National Post (National Edition)
Bombardier dust-up highlights challenges
Continued from FP1
The issues at Bombardier began with complaints about executive compensation. The firm handed out raises to its top five executives after taking hundreds of millions of dollars in loans and other government funding, and following two rounds of layoffs affecting thousands of employees around the world.
The focus then landed on Beaudoin, whose family started Bombardier and continues to control the company through multiple voting shares. His role as executive chair was criticized because he occupied a role in management as well as leading the board. Institutional shareholders wanted a board chair who was independent of management and the controlling shareholder.

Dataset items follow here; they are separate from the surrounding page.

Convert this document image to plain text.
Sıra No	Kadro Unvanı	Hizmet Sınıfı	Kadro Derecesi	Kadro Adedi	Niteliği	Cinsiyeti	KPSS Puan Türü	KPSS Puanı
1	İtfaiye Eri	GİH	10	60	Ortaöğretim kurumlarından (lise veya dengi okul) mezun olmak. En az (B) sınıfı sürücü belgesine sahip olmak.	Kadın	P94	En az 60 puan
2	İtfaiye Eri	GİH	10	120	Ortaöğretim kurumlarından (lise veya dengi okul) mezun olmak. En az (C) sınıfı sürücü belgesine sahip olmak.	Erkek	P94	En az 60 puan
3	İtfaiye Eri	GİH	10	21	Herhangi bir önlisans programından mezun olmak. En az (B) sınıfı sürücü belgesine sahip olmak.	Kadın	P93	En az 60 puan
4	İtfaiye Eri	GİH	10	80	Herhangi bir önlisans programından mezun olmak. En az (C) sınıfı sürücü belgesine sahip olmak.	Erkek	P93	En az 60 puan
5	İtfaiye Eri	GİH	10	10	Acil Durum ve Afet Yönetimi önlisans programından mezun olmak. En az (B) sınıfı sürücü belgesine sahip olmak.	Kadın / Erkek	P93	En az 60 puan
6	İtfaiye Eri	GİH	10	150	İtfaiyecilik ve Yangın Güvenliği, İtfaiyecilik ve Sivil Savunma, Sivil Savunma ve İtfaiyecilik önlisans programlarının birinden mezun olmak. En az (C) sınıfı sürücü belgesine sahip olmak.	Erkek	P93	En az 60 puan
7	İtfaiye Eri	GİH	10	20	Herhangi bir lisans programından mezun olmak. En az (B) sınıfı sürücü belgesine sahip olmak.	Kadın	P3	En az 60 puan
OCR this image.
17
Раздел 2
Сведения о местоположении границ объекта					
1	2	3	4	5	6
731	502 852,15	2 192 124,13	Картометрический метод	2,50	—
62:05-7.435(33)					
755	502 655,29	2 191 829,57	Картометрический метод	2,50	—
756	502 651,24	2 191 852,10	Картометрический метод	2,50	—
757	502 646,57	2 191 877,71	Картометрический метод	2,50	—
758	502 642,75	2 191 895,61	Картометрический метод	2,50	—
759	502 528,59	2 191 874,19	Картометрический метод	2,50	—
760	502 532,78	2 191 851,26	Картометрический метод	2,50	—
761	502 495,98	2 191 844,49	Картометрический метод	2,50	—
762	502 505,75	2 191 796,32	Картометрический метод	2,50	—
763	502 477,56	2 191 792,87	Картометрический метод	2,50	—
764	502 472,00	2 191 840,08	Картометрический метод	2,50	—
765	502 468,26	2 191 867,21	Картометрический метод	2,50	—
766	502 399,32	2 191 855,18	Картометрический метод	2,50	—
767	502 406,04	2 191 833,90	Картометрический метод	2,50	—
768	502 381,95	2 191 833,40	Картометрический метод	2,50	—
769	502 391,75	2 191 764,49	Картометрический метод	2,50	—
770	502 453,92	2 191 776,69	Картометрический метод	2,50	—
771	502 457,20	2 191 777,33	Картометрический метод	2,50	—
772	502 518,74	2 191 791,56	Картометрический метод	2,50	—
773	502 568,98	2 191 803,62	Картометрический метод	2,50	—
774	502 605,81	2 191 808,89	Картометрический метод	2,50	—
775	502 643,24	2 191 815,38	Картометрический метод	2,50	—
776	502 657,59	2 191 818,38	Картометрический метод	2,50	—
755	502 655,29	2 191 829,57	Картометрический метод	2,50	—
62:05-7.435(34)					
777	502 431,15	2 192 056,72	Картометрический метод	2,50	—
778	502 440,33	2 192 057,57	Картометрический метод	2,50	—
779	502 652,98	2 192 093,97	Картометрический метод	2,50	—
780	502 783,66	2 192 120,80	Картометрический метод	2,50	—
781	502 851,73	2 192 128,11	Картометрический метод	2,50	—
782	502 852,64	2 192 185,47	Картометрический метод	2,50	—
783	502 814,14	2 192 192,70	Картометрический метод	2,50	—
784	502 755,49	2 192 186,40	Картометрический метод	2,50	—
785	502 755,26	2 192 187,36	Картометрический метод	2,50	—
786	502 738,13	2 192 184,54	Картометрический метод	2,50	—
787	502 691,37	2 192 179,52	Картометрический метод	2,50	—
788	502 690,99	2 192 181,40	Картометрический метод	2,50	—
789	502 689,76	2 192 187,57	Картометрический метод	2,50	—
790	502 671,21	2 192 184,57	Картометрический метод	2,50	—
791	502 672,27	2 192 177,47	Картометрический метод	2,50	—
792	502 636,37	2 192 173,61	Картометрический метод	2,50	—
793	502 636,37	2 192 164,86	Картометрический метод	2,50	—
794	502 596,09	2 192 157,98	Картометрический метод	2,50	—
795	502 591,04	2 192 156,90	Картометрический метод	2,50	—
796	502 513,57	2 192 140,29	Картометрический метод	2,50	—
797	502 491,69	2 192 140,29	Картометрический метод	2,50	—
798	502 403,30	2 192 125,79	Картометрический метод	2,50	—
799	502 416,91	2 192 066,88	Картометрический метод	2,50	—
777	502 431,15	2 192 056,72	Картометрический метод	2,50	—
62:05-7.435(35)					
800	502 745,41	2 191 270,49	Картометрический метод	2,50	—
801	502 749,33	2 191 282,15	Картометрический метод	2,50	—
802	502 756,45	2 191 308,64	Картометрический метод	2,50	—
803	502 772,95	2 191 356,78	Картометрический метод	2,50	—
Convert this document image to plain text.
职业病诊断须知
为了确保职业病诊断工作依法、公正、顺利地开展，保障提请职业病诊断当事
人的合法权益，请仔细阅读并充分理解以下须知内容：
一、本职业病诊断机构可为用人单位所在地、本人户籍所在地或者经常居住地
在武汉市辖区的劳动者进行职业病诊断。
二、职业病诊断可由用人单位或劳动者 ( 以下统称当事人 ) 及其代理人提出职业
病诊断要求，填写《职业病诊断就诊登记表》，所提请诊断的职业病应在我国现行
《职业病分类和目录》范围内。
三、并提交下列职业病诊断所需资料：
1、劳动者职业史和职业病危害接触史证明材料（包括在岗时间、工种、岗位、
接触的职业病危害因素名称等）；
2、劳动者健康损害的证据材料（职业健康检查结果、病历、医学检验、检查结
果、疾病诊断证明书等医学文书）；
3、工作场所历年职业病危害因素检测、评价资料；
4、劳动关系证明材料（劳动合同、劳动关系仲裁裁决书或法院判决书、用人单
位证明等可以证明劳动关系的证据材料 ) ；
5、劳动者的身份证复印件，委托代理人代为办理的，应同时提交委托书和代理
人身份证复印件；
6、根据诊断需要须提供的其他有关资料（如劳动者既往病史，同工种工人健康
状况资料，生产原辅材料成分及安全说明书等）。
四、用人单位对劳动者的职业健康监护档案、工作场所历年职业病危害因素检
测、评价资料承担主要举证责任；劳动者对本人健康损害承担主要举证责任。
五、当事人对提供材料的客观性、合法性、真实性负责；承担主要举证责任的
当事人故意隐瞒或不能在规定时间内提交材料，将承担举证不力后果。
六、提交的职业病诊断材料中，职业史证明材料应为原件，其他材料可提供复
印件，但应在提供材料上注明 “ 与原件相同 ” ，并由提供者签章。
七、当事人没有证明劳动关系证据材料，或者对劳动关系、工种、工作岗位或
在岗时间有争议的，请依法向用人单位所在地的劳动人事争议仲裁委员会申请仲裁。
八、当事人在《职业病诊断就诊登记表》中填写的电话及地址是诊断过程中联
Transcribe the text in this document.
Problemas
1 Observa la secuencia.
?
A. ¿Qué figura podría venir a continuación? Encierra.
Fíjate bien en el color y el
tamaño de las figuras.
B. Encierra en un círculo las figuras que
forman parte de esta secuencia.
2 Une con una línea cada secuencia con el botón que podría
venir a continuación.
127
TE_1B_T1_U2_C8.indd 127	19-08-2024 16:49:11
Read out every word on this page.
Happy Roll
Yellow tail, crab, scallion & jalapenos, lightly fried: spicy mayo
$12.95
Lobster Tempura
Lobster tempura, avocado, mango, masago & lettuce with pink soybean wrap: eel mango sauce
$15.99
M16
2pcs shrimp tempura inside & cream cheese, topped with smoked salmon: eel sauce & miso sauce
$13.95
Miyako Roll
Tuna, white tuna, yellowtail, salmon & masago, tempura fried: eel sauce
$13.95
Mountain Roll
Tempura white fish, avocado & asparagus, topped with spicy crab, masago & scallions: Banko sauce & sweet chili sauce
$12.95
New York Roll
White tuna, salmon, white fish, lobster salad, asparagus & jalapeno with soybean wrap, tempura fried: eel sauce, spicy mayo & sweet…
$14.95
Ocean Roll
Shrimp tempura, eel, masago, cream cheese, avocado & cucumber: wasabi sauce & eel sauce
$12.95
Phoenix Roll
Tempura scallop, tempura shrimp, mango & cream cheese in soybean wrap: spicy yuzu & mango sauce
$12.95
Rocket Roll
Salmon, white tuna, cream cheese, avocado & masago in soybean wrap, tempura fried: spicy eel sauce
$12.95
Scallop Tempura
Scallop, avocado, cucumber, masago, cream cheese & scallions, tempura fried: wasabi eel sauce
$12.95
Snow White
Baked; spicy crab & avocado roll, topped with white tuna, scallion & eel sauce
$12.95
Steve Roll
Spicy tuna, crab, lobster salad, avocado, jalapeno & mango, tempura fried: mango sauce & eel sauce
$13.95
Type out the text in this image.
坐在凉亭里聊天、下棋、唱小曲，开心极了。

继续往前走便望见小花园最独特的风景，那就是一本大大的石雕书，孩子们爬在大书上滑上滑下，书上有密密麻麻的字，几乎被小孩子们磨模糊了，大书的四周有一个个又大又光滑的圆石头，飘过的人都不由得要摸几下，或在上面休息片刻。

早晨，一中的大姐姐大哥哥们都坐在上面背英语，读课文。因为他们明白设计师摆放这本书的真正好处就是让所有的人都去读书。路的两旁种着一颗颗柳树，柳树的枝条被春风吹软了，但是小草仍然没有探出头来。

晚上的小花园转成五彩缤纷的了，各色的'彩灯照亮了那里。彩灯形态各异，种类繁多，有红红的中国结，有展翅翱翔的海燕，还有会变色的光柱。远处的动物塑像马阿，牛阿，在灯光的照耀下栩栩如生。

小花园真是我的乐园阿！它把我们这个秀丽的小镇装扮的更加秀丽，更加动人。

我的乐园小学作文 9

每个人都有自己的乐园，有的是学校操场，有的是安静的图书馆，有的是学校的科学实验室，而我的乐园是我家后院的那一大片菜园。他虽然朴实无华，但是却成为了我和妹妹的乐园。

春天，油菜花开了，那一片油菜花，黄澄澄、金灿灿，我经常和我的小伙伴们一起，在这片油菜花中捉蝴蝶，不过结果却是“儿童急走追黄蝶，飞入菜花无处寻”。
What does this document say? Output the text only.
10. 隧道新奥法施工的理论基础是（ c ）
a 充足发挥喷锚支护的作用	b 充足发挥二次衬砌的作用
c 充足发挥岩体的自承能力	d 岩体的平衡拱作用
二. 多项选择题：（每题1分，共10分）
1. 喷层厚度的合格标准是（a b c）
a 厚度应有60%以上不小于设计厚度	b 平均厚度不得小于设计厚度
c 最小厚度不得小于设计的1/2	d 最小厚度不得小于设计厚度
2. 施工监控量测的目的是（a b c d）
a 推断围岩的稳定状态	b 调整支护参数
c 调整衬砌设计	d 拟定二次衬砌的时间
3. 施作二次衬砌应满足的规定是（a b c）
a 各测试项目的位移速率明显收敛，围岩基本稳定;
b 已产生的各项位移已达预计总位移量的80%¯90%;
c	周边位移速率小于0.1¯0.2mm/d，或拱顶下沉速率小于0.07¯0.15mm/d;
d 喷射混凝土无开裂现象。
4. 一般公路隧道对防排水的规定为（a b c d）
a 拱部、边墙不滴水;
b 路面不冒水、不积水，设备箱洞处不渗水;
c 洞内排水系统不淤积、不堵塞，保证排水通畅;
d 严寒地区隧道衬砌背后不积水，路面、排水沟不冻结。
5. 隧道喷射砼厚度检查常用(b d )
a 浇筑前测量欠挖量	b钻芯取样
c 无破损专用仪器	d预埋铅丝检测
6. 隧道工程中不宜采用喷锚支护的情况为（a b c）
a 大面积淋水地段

Over several days last week, pension funds including the Ontario Teachers’ Pension Plan Board, the Caisse de dépôt et Placement du Québec, and the Canada Pension Plan Investment Board lined up and declared they would withhold their votes for Beaudoin’s re-election to Bombardier’s board.
In a letter sent to Bombardier on May 8, Kim Thomassin, executive vice-president of legal affairs at the Caisse, said even though adjustments were made to the compensation plans, the pension fund would also vote against the company’s resolution on compensation because of concerns over the “lapse in governance” that led to the initial decisions.
Under public pressure, Beaudoin gave up his management role but he remained at the helm of the board, to which he was reelected Thursday.
Bombardier’s compensation resolution also passed.
But the company’s response to the activist stance was considered “a step in the right direction” by the institutional shareholders, as expressed by Caisse spokesperson Maxime Chagnon.
Shareholders are somewhat limited in what they can accomplish by voting down company resolutions — particularly when there is a majority shareholder, as is the case with Bombardier. Rejections of “say-on-pay” compensation votes aren’t necessarily binding on a board. And even Toronto Stock Exchange rules that compel a director to offer to step aside if investors withhold more than 50 per cent of votes needed for election don’t apply to majority-held companies.
Still, the CCGG, which counts the Caisse among its members, says institutional investors have a duty to engage with firms they invest in on behalf of their beneficiaries and clients. According to the organization’s new stewardship principles, this should include actively monitoring companies, collaborating with other institutional investors, and working with policy-makers, with a focus on long-term sustainable value. In the document to be published Monday, the CCGG urges institutional money managers to speak at shareholder meetings and submit proposals, even if they have to requisition a special meeting to address specific concerns.